This Canadian Music Centre release in Naxos’ Canadian Classics series offers sixty minutes of Ana Sokolovic’s ever-fascinating chamber music. Ensemble Transmission is heard in a variety of configurations, including solo works, and the startling rendition of Vez for solo cello, here played with tremendous expressive range by Julie Trudeau, is a particular highlight. Sokolovic’s richly varied musical language, fresh timbres, and wonderful sense of ensemble dialogue make each piece a new sonic adventure. This is certainly fiercely contemporary chamber music, and the use of extended techniques, vocal interjections, and eccentric backstory (e.g. performance directions inspired by automatic hand dryer!) give a sense of these works’ sonic range and sense of humour (see, for example, Lori Freedman’s jaunty performance of the tongue-in-cheek “Mesh” for E-flat clarinet). But what one remembers longest after listening are the many strange, gleaming, delicate, piano and pianissimo textures, which haunt the ear long after the album is over.
 
Ensemble Transmission offers a remarkable series of performances with careful attention to the tiniest details of sound, realizing with particular beauty Sokolovic’s crackling rhythmic language and most delicate, intimate ensemble passages (e.g., the velvety opening of Un bouquet de brume).

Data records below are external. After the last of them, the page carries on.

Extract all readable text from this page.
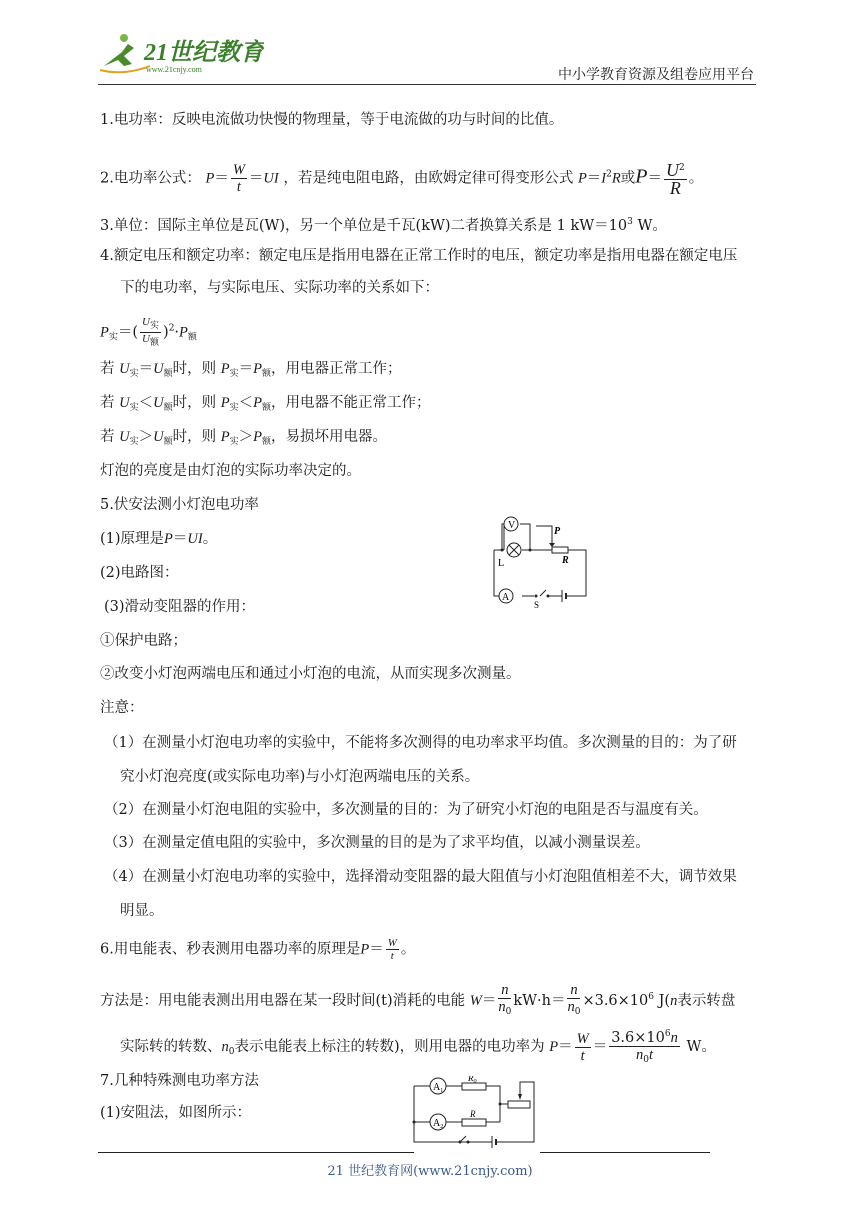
21世纪教育
www.21cnjy.com	中小学教育资源及组卷应用平台
1.电功率：反映电流做功快慢的物理量，等于电流做的功与时间的比值。
2.电功率公式： $P= \frac{W}{t} =UI$ ，若是纯电阻电路，由欧姆定律可得变形公式 $P=I^2R$或$P= \frac{U^2}{R}$ 。
3.单位：国际主单位是瓦(W)，另一个单位是千瓦(kW)二者换算关系是 1 $kW=10^3$ W。
4.额定电压和额定功率：额定电压是指用电器在正常工作时的电压，额定功率是指用电器在额定电压
下的电功率，与实际电压、实际功率的关系如下：
$P_实=( \frac{U_实}{U_额} )^2\cdot P_额$
若 $U_实=U_额$时，则 $P_实=P_额$，用电器正常工作；
若 $U_实<U_额$时，则 $P_实<P_额$，用电器不能正常工作；
若 $U_实>U_额$时，则 $P_实>P_额$，易损坏用电器。
灯泡的亮度是由灯泡的实际功率决定的。
5.伏安法测小灯泡电功率
(1)原理是P＝UI。
(2)电路图：
(3)滑动变阻器的作用：
①保护电路；
②改变小灯泡两端电压和通过小灯泡的电流，从而实现多次测量。
V
A
L
P
R
S
注意：
（1）在测量小灯泡电功率的实验中，不能将多次测得的电功率求平均值。多次测量的目的：为了研
究小灯泡亮度(或实际电功率)与小灯泡两端电压的关系。
（2）在测量小灯泡电阻的实验中，多次测量的目的：为了研究小灯泡的电阻是否与温度有关。
（3）在测量定值电阻的实验中，多次测量的目的是为了求平均值，以减小测量误差。
（4）在测量小灯泡电功率的实验中，选择滑动变阻器的最大阻值与小灯泡阻值相差不大，调节效果
明显。
6.用电能表、秒表测用电器功率的原理是$P= \frac{W}{t}$ 。
方法是：用电能表测出用电器在某一段时间(t)消耗的电能 $W= \frac{n}{n_0} kW\cdot h= \frac{n}{n_0} \times 3.6\times 10^6$ J(n表示转盘
实际转的转数、$n_0$表示电能表上标注的转数)，则用电器的电功率为 $P= \frac{W}{t} = \frac{3.6\times 10^6n}{n_0t}$ W。
7.几种特殊测电功率方法
(1)安阻法，如图所示：
$A_1$
$A_2$
$R_0$
R
21 世纪教育网(www.21cnjy.com)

Sokolovic’s soundworld evokes her Balkan roots, but these influences are subtle, surprising, and imagined anew, flavouring both her harmonic language and the dancing rhythmic drive of many of these pieces. The Trois Études—one of several world première recordings on this CD—are exquisite piano miniatures in contrasting textures and witty counterpoint: true feats of compositional economy and small-scale structure. The second Étude is a gem: its softer, caressing moments harken to the loveliest jazz, and pianist Brigitte Poulin seduces with each note.